No son mayores de edad, pero son los verdaderos jefes de la familia. No son delincuentes comunes, pero pegan, amenazan, roban, agreden psicológicamente… Un fenómeno de maltrato de hijos a padres que se ha instalado con fuerza en la sociedad.

Los casos de niños con conductas violentas hacia sus padres ya son un grave problema en países europeos. La combinación de una tendencia genética, los estímulos externos y la crianza en el hogar han producido un transtorno denominado “síndrome del emperador” o del pequeño tirano, que muchos ya catalogan como enfermedad.

El síndrome del niño emperador hace que actúen de manera violenta, como pequeños dictadores en contra de los padres, gritándoles o insultándoles y maltratándoles constantemente. Tanto así que en varios países como España, los padres de familia que denuncian haber sido maltratados por sus hijos han aumentado, aunque suene increíble.

“Un padre excesivamente permisivo tiene como resultado un hijo caprichoso e irresponsable, pero no un hijo violento. La permisividad puede echar a perder a un niño (hacerse vago, juntarse con malas compañías, cometer delitos), pero si hay violencia es como resultado de un proceso de deterioro personal por falta de educación, generalmente al final de la adolescencia” Vicente Garrido Genovés, psicólogo criminalista.

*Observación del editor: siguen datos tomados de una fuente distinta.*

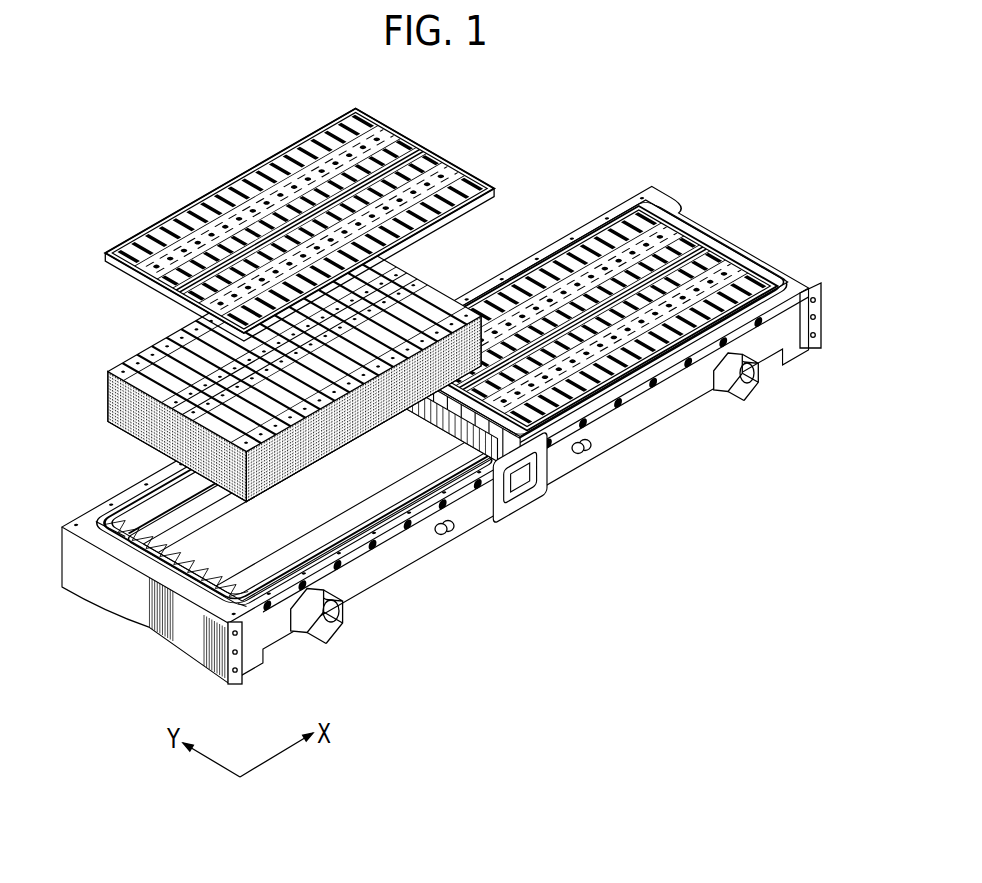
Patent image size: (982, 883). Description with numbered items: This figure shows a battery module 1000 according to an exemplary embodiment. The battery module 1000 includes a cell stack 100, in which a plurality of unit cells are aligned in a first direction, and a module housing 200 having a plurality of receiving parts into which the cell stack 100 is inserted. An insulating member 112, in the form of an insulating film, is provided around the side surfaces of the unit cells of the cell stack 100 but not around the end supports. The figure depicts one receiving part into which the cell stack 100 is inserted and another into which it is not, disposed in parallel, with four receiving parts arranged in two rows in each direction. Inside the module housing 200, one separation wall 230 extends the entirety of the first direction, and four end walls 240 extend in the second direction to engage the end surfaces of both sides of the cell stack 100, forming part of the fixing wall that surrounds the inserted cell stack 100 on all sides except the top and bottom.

Los niños con este síndrome se muestran egocéntricos, poco tolerantes a la frustración y faltos de interés para comprender las necesidades, carencias y gustos de los otros. No parecen tener moral ni se sienten responsables de sus actos. Sienten que siempre deben estar rompiendo algo, ya sea un adorno o una norma. Son hijos únicos y pueden empezar a violentarse desde temprana edad.

Para Garrido, la clave está en que estos niños “son incapaces de desarrollar emociones morales (como la empatía, el amor o la compasión), lo que se traduce en dificultad para mostrar culpa y arrepentimiento sincero por las malas acciones”.

Por ello, asegura que el “síndrome del emperador” tiene causas tanto biológicas (dificultad para desarrollar emociones morales y conciencia) como sociológicas, ya que, en la actualidad, “se desprestigia el sentimiento de culpa y se alienta la gratificación inmediata y el hedonismo (corriente basada en la búsqueda de placer, como fin último).

“La familia y la escuela han perdido la capacidad de educación, y esto favorece que chicos con esta predisposición, que antes eran mantenidos por la sociedad, ahora tengan mucha más facilidad para exhibir la violencia”. 

La importancia de los medios en este factor es clave: “La televisión enseña valores muy hedonistas y consumistas -apunta Garrido-, y dificulta el aprendizaje del autocontrol, es decir, la capacidad de esforzarse por renunciar a cosas inadecuadas y para perseguir metas que requieren esfuerzos. Los hijos tiranos ven en los medios muchas conductas y metas que son coincidentes con lo que ellos desean: pasarlo bien y hacer lo que quieran sin que nadie les obstaculice”.

Lo que para muchos es una falta de disciplina que se soluciona con un “cachete a tiempo”, es, sin embargo, un problema mucho más profundo que exige “ayudar a que el niño desarrolle una conciencia sólida; ésta es la mejor policía. Y ello se logra aplicando castigos razonables, pero firmes, y explicando las razones morales y prácticas que supone su mala acción. En los casos más graves es, por desgracia, casi imposible”, lamenta Garrido.

Cómo detectar un emperador en casa:

1.- Incapacidad para desarrollar emociones morales (empatía, amor, compasión, etcétera) auténticas. Esto se traduce en muchas dificultades para mostrar culpa y arrepentimiento sincero por las malas acciones.

2.- Incapacidad para aprender de los errores y de los castigos. Ante la desesperación de los padres, no parece que sirvan regaños y conversaciones, él busca su propio beneficio, parece guiado por un gran egocentrismo.

3.- Conductas habituales de desafío, mentiras e incluso actos crueles hacia hermanos y amistades.

Cómo enfrentarse al síndrome:

1.- Desarrollar de manera intencionada y sistemática las emociones morales y la conciencia de los hijos, dándoles oportunidades para que practiquen actos altruistas y que extraigan lecciones morales.

2.- Establecer límites firmes que no toleren la violencia y el engaño.

3.- Prestar ayuda para que desarrollen habilidades no violentas que satisfagan su gran ego.

Pero lo que más promueve que estos casos del síndrome del niño emperador se agraven es la formación que sus propios padres les dan en casa.

Si bien estos niños requieren de comprensión hacia ellos y mucho cariño, no son los únicos que necesitan orientación; la terapia debe incluir a toda la familia y los indicados para dirigirla son los psicólogos clínicos o especialistas en salud y desarrollo infantil.